I went back to the Void and gave a full report to Aunt Penelope. By this time, she had made up with Uncle Deva and was even allowing him to brush her hair. I found the two of them together, she sitting contentedly in her chair and he standing behind her. Now you’ve got it right, she said. Just there, just like
that. There. That’s it. That’s it. Now you’ve got it right.
I was wondering when you would return, said Aunt P when she looked up and saw me. I should check up on the thing now and then if I were you. All is going well, I replied. Do not get smug, Nephew, she said, and threw a look at Uncle, as if challenging him to take issue with her sharp comment to me. But he said nothing and continued to brush her hair in long, rhythmic strokes.

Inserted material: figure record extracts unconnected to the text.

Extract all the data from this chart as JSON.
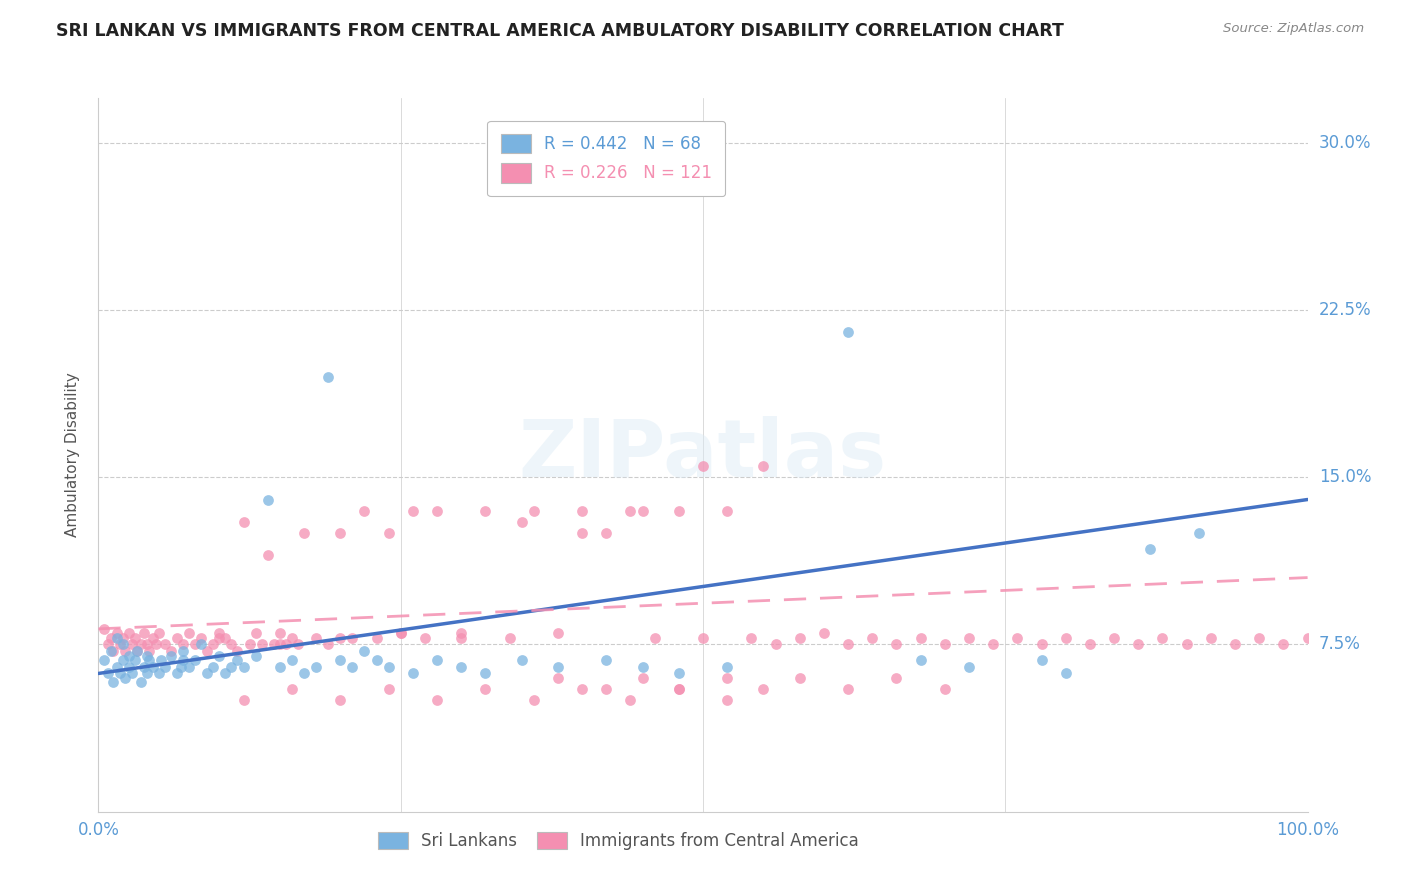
{
  "title": "SRI LANKAN VS IMMIGRANTS FROM CENTRAL AMERICA AMBULATORY DISABILITY CORRELATION CHART",
  "source": "Source: ZipAtlas.com",
  "ylabel": "Ambulatory Disability",
  "blue_color": "#7ab3e0",
  "pink_color": "#f48fb1",
  "blue_line_color": "#4472c4",
  "pink_line_color": "#f48fb1",
  "axis_label_color": "#5b9bd5",
  "grid_color": "#cccccc",
  "background_color": "#ffffff",
  "title_color": "#222222",
  "ylim": [
    0.0,
    0.32
  ],
  "xlim": [
    0.0,
    1.0
  ],
  "ytick_vals": [
    0.075,
    0.15,
    0.225,
    0.3
  ],
  "ytick_labels": [
    "7.5%",
    "15.0%",
    "22.5%",
    "30.0%"
  ],
  "blue_line_start": 0.062,
  "blue_line_end": 0.14,
  "pink_line_start": 0.082,
  "pink_line_end": 0.105,
  "legend_line1": "R = 0.442   N = 68",
  "legend_line2": "R = 0.226   N = 121",
  "legend_color1": "#5b9bd5",
  "legend_color2": "#f48fb1",
  "legend_labels": [
    "Sri Lankans",
    "Immigrants from Central America"
  ],
  "sri_lankans_x": [
    0.005,
    0.008,
    0.01,
    0.012,
    0.015,
    0.015,
    0.018,
    0.02,
    0.02,
    0.022,
    0.025,
    0.025,
    0.028,
    0.03,
    0.032,
    0.035,
    0.038,
    0.04,
    0.04,
    0.042,
    0.045,
    0.05,
    0.052,
    0.055,
    0.06,
    0.065,
    0.068,
    0.07,
    0.07,
    0.075,
    0.08,
    0.085,
    0.09,
    0.095,
    0.1,
    0.105,
    0.11,
    0.115,
    0.12,
    0.13,
    0.14,
    0.15,
    0.16,
    0.17,
    0.18,
    0.19,
    0.2,
    0.21,
    0.22,
    0.23,
    0.24,
    0.26,
    0.28,
    0.3,
    0.32,
    0.35,
    0.38,
    0.42,
    0.45,
    0.48,
    0.52,
    0.62,
    0.68,
    0.72,
    0.78,
    0.8,
    0.87,
    0.91
  ],
  "sri_lankans_y": [
    0.068,
    0.062,
    0.072,
    0.058,
    0.065,
    0.078,
    0.062,
    0.068,
    0.075,
    0.06,
    0.065,
    0.07,
    0.062,
    0.068,
    0.072,
    0.058,
    0.065,
    0.07,
    0.062,
    0.068,
    0.065,
    0.062,
    0.068,
    0.065,
    0.07,
    0.062,
    0.065,
    0.068,
    0.072,
    0.065,
    0.068,
    0.075,
    0.062,
    0.065,
    0.07,
    0.062,
    0.065,
    0.068,
    0.065,
    0.07,
    0.14,
    0.065,
    0.068,
    0.062,
    0.065,
    0.195,
    0.068,
    0.065,
    0.072,
    0.068,
    0.065,
    0.062,
    0.068,
    0.065,
    0.062,
    0.068,
    0.065,
    0.068,
    0.065,
    0.062,
    0.065,
    0.215,
    0.068,
    0.065,
    0.068,
    0.062,
    0.118,
    0.125
  ],
  "central_america_x": [
    0.005,
    0.008,
    0.01,
    0.012,
    0.015,
    0.018,
    0.02,
    0.022,
    0.025,
    0.028,
    0.03,
    0.032,
    0.035,
    0.038,
    0.04,
    0.042,
    0.045,
    0.048,
    0.05,
    0.055,
    0.06,
    0.065,
    0.07,
    0.075,
    0.08,
    0.085,
    0.09,
    0.095,
    0.1,
    0.105,
    0.11,
    0.115,
    0.12,
    0.125,
    0.13,
    0.135,
    0.14,
    0.145,
    0.15,
    0.155,
    0.16,
    0.165,
    0.17,
    0.18,
    0.19,
    0.2,
    0.21,
    0.22,
    0.23,
    0.24,
    0.25,
    0.26,
    0.27,
    0.28,
    0.3,
    0.32,
    0.34,
    0.36,
    0.38,
    0.4,
    0.42,
    0.44,
    0.46,
    0.48,
    0.5,
    0.52,
    0.54,
    0.56,
    0.58,
    0.6,
    0.62,
    0.64,
    0.66,
    0.68,
    0.7,
    0.72,
    0.74,
    0.76,
    0.78,
    0.8,
    0.82,
    0.84,
    0.86,
    0.88,
    0.9,
    0.92,
    0.94,
    0.96,
    0.98,
    1.0,
    0.38,
    0.42,
    0.45,
    0.48,
    0.52,
    0.55,
    0.58,
    0.62,
    0.66,
    0.7,
    0.45,
    0.5,
    0.55,
    0.4,
    0.35,
    0.3,
    0.25,
    0.2,
    0.15,
    0.1,
    0.52,
    0.48,
    0.44,
    0.4,
    0.36,
    0.32,
    0.28,
    0.24,
    0.2,
    0.16,
    0.12
  ],
  "central_america_y": [
    0.082,
    0.075,
    0.078,
    0.072,
    0.08,
    0.075,
    0.078,
    0.072,
    0.08,
    0.075,
    0.078,
    0.072,
    0.075,
    0.08,
    0.075,
    0.072,
    0.078,
    0.075,
    0.08,
    0.075,
    0.072,
    0.078,
    0.075,
    0.08,
    0.075,
    0.078,
    0.072,
    0.075,
    0.08,
    0.078,
    0.075,
    0.072,
    0.13,
    0.075,
    0.08,
    0.075,
    0.115,
    0.075,
    0.08,
    0.075,
    0.078,
    0.075,
    0.125,
    0.078,
    0.075,
    0.125,
    0.078,
    0.135,
    0.078,
    0.125,
    0.08,
    0.135,
    0.078,
    0.135,
    0.08,
    0.135,
    0.078,
    0.135,
    0.08,
    0.135,
    0.125,
    0.135,
    0.078,
    0.135,
    0.078,
    0.135,
    0.078,
    0.075,
    0.078,
    0.08,
    0.075,
    0.078,
    0.075,
    0.078,
    0.075,
    0.078,
    0.075,
    0.078,
    0.075,
    0.078,
    0.075,
    0.078,
    0.075,
    0.078,
    0.075,
    0.078,
    0.075,
    0.078,
    0.075,
    0.078,
    0.06,
    0.055,
    0.06,
    0.055,
    0.06,
    0.055,
    0.06,
    0.055,
    0.06,
    0.055,
    0.135,
    0.155,
    0.155,
    0.125,
    0.13,
    0.078,
    0.08,
    0.078,
    0.075,
    0.078,
    0.05,
    0.055,
    0.05,
    0.055,
    0.05,
    0.055,
    0.05,
    0.055,
    0.05,
    0.055,
    0.05
  ]
}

It was a while before my next visit to Aalam-104729. To be exact, it was 2.5 x 1032 atomic ticks, but I wasn’t watching the time. I had been loosely following events in the new universe, but only loosely. Now that I gave it my full attention again, I was astonished at what I discovered. The fancy inanimate cells had continued to evolve, constantly buffeted and altered as they were by the molecules floating around them. Apparently, a large number of additional molecular possibilities had been explored, again all by mindless chance. Some of the cells had manufactured molecules that could directly use sunlight for energy, converting water and carbon dioxide to sugars. The by-products of these new chemical reactions included oxygen gas, which bubbled out of the water and into the atmosphere. Oxygen, in gaseous form, is caustic. It burns. It corrodes. It snatches electrons from other atoms and destroys them. A great many of the light-utilizing cells were annihilated by their own productions. But some had oxygen-resistant skins and had even evolved into new cells that could use oxygen to extract energy from sugars and fats.